A student writes the proton-transfer reaction $\mathrm{HNO_2(aq) + OH^-(aq) \rightarrow NO_2^-(aq) + H_2O(l)}$. Which species is the Brønsted–Lowry acid?
$\mathrm{H^+}$
$\mathrm{NO_2^-}$
$\mathrm{OH^-}$
$\mathrm{HNO_2}$
$\mathrm{H_2O}$
Explanation
This question assesses the skill of introduction to acids and bases, focusing on the Brønsted–Lowry acid as the proton donor. In the reaction HNO₂(aq) + OH⁻(aq) → NO₂⁻(aq) + H₂O(l), proton transfer occurs from HNO₂ to OH⁻. HNO₂ loses H⁺ to become NO₂⁻, confirming it as the acid. This determines choice D as correct.
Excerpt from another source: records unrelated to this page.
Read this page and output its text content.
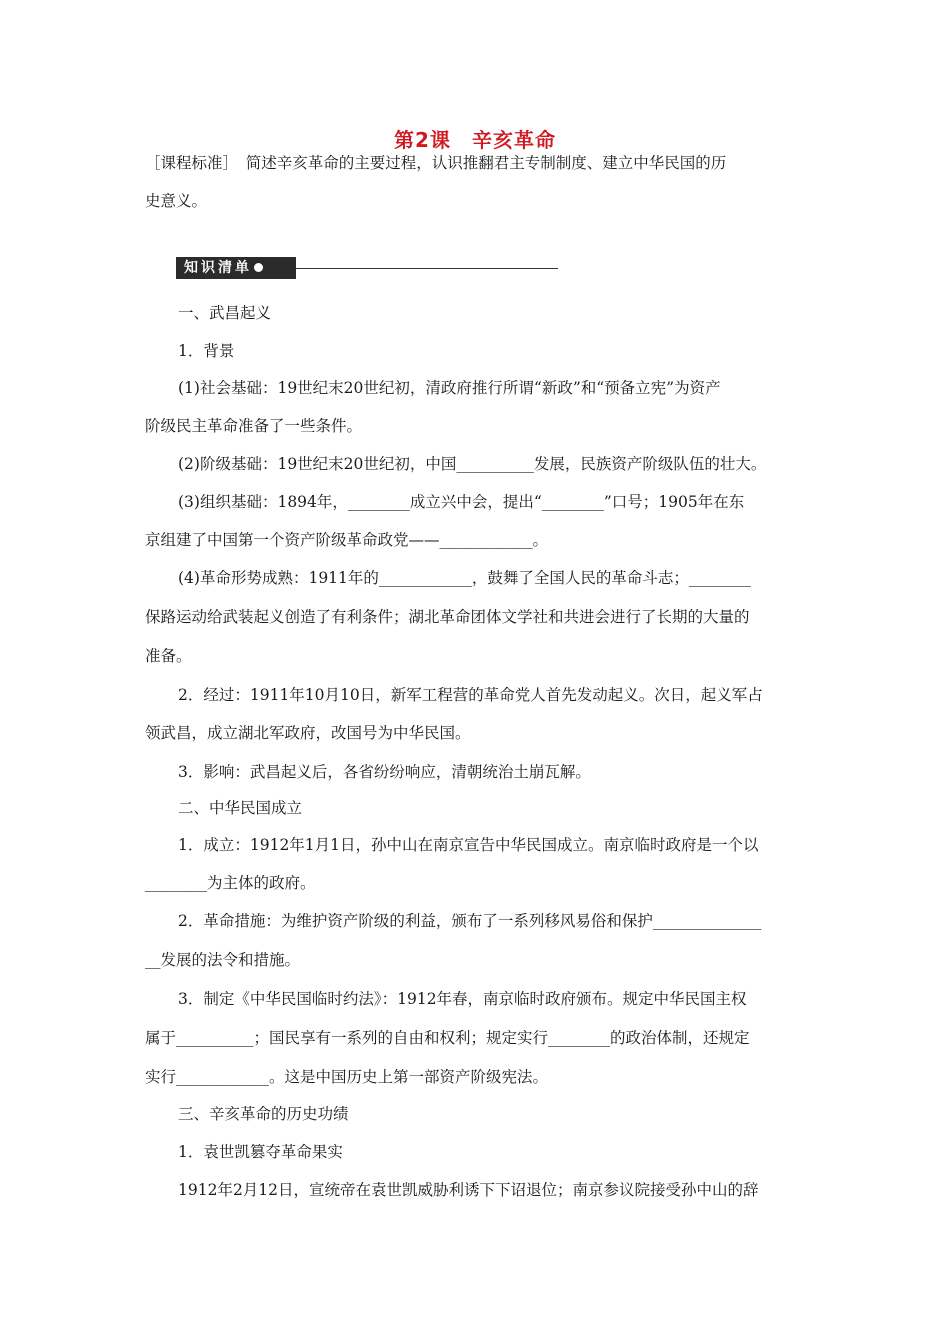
第2课　辛亥革命
［课程标准］　简述辛亥革命的主要过程，认识推翻君主专制制度、建立中华民国的历
史意义。
知识清单
一、武昌起义
1．背景
(1)社会基础：19世纪末20世纪初，清政府推行所谓“新政”和“预备立宪”为资产
阶级民主革命准备了一些条件。
(2)阶级基础：19世纪末20世纪初，中国__________发展，民族资产阶级队伍的壮大。
(3)组织基础：1894年，________成立兴中会，提出“________”口号；1905年在东
京组建了中国第一个资产阶级革命政党——____________。
(4)革命形势成熟：1911年的____________，鼓舞了全国人民的革命斗志；________
保路运动给武装起义创造了有利条件；湖北革命团体文学社和共进会进行了长期的大量的
准备。
2．经过：1911年10月10日，新军工程营的革命党人首先发动起义。次日，起义军占
领武昌，成立湖北军政府，改国号为中华民国。
3．影响：武昌起义后，各省纷纷响应，清朝统治土崩瓦解。
二、中华民国成立
1．成立：1912年1月1日，孙中山在南京宣告中华民国成立。南京临时政府是一个以
________为主体的政府。
2．革命措施：为维护资产阶级的利益，颁布了一系列移风易俗和保护______________
__发展的法令和措施。
3．制定《中华民国临时约法》：1912年春，南京临时政府颁布。规定中华民国主权
属于__________；国民享有一系列的自由和权利；规定实行________的政治体制，还规定
实行____________。这是中国历史上第一部资产阶级宪法。
三、辛亥革命的历史功绩
1．袁世凯篡夺革命果实
1912年2月12日，宣统帝在袁世凯威胁利诱下下诏退位；南京参议院接受孙中山的辞
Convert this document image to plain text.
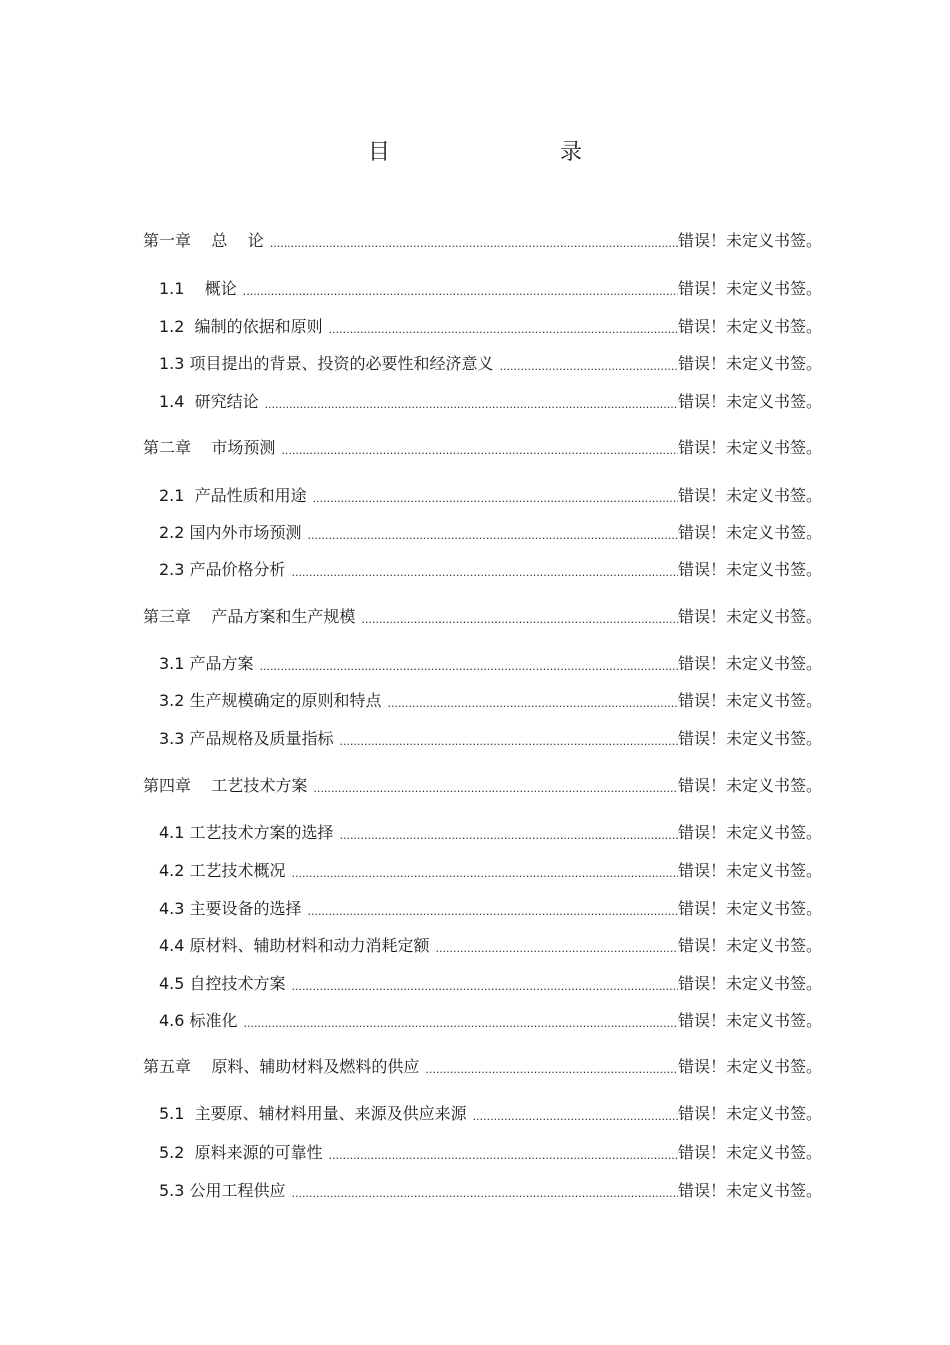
目	录
第一章    总    论 .....	错误！未定义书签。
1.1    概论 .....	错误！未定义书签。
1.2  编制的依据和原则 .....	错误！未定义书签。
1.3 项目提出的背景、投资的必要性和经济意义 .....	错误！未定义书签。
1.4  研究结论 .....	错误！未定义书签。
第二章    市场预测 .....	错误！未定义书签。
2.1  产品性质和用途 .....	错误！未定义书签。
2.2 国内外市场预测 .....	错误！未定义书签。
2.3 产品价格分析 .....	错误！未定义书签。
第三章    产品方案和生产规模 .....	错误！未定义书签。
3.1 产品方案 .....	错误！未定义书签。
3.2 生产规模确定的原则和特点 .....	错误！未定义书签。
3.3 产品规格及质量指标 .....	错误！未定义书签。
第四章    工艺技术方案 .....	错误！未定义书签。
4.1 工艺技术方案的选择 .....	错误！未定义书签。
4.2 工艺技术概况 .....	错误！未定义书签。
4.3 主要设备的选择 .....	错误！未定义书签。
4.4 原材料、辅助材料和动力消耗定额 .....	错误！未定义书签。
4.5 自控技术方案 .....	错误！未定义书签。
4.6 标准化 .....	错误！未定义书签。
第五章    原料、辅助材料及燃料的供应 .....	错误！未定义书签。
5.1  主要原、辅材料用量、来源及供应来源 .....	错误！未定义书签。
5.2  原料来源的可靠性 .....	错误！未定义书签。
5.3 公用工程供应 .....	错误！未定义书签。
A tempting distractor is B, OH⁻, but it accepts the proton, acting as the base, not the acid. Always track H⁺ transfer; the acid is the species that donates the proton in the reaction.
A student mixes aqueous hydrofluoric acid with water: $\mathrm{HF(aq) + H_2O(l) \rightleftharpoons H_3O^+(aq) + F^-(aq)}$. Which pair represents a conjugate acid–base pair in this reaction?
$\mathrm{H_2O}$ and $\mathrm{F^-}$
$\mathrm{F^-}$ and $\mathrm{H_3O^+}$
$\mathrm{HF}$ and $\mathrm{F^-}$
$\mathrm{H_2O}$ and $\mathrm{H_3O^+}$
$\mathrm{HF}$ and $\mathrm{H_3O^+}$
Explanation
This question tests introduction to acids and bases focusing on identifying conjugate acid-base pairs. In the reaction HF(aq) + H₂O(l) ⇌ H₃O⁺(aq) + F⁻(aq), HF donates a proton to become F⁻, making HF/F⁻ a conjugate acid-base pair. Similarly, H₂O accepts a proton to become H₃O⁺, making H₂O/H₃O⁺ another conjugate pair. The question asks for one conjugate pair, and HF/F⁻ is correct because they differ by exactly one proton. Choice D (H₂O/H₃O⁺) is also a conjugate pair but represents the other half of the reaction. Remember that conjugate pairs always appear on opposite sides of the equation and differ by exactly one H⁺.